As deepfakes and impersonation attacks continue to hit one in three businesses, a new Regula survey reveals, companies at least can turn to powerful biometric technologies known for two things: high adoption and staying power. Regula, a global developer of identity verification solutions and forensic devices, commissioned the research revealing that while biometrics currently ranks third in adoption, it is widely viewed as the most essential tool in the future of fraud prevention.
Compared with other IDV methods, it has the lowest drop-off rate among users, positively counteracting AI-powered deepfakes with masterful biometrics. Globally, biometric tools have the highest growth potential, with 21% of non-users planning to integrate it in their stack in the near future.
Industries like banking and telecoms are already leveraging biometrics extensively, whilst diversifying their approach, integrating fraud analytics, dark web intelligence, and compliance-focused tools such as watchlists, alerts, and liveness checks.
Presently, many organisations continue to rely on traditional tools for fraud mitigation, such as multi-factor authentication (MFA) (used 40% globally), behavioural biometrics (23%), and basic biometrics (22%), expecting the same results as the fraudsters upskill.

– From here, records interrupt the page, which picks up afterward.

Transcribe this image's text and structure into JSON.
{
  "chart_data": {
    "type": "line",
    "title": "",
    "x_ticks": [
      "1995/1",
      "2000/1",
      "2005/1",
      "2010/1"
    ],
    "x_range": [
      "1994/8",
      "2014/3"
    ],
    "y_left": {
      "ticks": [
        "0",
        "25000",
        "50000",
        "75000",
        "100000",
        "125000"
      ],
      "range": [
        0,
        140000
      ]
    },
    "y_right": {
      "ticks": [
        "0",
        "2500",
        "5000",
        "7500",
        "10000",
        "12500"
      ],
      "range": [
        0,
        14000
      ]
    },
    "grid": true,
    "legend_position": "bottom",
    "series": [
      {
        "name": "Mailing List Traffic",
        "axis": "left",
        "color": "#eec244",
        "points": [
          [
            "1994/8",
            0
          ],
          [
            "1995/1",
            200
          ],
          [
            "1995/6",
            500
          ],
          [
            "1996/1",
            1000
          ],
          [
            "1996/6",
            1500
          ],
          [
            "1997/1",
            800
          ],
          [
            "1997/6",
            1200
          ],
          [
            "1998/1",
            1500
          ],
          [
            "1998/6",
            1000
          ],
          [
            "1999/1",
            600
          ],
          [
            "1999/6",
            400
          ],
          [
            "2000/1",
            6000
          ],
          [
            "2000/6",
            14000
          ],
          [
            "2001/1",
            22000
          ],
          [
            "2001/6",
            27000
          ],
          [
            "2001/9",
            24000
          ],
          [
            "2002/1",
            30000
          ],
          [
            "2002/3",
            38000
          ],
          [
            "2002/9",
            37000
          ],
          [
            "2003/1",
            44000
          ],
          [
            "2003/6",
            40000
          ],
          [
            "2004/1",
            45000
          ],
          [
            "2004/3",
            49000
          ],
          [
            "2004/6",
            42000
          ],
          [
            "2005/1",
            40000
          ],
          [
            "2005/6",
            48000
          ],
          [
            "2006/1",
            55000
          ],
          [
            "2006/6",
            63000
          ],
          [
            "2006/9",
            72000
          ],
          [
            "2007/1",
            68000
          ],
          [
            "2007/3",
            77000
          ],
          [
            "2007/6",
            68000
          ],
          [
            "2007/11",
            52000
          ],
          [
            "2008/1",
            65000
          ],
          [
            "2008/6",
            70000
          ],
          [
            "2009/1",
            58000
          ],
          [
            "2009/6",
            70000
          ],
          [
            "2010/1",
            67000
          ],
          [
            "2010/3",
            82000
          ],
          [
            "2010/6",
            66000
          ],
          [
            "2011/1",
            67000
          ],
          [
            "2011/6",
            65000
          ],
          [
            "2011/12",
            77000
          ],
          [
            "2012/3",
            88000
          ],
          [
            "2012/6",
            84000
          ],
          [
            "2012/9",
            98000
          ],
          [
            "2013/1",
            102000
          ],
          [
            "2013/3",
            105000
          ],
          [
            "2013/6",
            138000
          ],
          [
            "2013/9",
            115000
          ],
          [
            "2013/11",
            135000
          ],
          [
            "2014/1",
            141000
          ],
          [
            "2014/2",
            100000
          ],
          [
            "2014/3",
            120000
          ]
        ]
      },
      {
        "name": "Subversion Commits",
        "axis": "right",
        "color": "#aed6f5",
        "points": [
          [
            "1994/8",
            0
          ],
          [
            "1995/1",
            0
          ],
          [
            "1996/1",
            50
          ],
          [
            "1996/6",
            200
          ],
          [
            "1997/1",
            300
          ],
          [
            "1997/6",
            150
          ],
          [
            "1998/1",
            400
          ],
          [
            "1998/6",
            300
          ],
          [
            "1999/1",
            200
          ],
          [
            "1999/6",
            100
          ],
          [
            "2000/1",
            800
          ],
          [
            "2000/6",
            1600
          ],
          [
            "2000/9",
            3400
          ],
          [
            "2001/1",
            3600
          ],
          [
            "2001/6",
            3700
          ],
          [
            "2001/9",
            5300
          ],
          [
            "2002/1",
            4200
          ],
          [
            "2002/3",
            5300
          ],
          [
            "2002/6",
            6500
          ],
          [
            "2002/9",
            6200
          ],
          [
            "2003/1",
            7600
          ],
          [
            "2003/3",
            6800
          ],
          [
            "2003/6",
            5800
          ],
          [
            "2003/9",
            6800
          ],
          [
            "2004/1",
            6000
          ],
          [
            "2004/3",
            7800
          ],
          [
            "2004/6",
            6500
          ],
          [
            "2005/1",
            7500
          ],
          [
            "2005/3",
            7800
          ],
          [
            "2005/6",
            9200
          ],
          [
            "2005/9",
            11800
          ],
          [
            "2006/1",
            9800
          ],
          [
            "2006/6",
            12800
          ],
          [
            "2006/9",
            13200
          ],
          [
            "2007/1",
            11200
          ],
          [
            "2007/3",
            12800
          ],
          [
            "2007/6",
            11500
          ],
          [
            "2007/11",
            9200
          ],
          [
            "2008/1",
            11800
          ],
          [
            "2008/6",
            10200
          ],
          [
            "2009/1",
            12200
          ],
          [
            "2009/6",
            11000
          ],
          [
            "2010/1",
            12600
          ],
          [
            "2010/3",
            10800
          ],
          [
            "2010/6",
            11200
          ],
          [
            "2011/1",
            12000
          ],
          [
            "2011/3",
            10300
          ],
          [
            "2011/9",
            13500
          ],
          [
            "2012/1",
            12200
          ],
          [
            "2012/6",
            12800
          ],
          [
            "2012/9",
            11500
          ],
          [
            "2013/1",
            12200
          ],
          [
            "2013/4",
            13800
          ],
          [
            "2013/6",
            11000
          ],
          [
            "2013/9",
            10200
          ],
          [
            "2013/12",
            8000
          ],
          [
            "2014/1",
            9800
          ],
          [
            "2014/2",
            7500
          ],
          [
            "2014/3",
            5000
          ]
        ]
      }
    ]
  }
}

These methods, initially popular for their ease of deployment, are increasingly inadequate against modern threats like deepfakes and synthetic identities. On the other hand, biometric systems are user-friendly, scalable, and compliant with regulatory standards, and once implemented, they are rarely abandoned.
“The fraud landscape has changed dramatically, with sophisticated impersonation attacks becoming mainstream,” said Ihar Kliashchou, Chief Technology Officer at Regula. “The future of fraud prevention isn’t about relying on easy-to-deploy solutions in isolation. It’s about building resilient, layered defences with advanced biometric verification at the core.”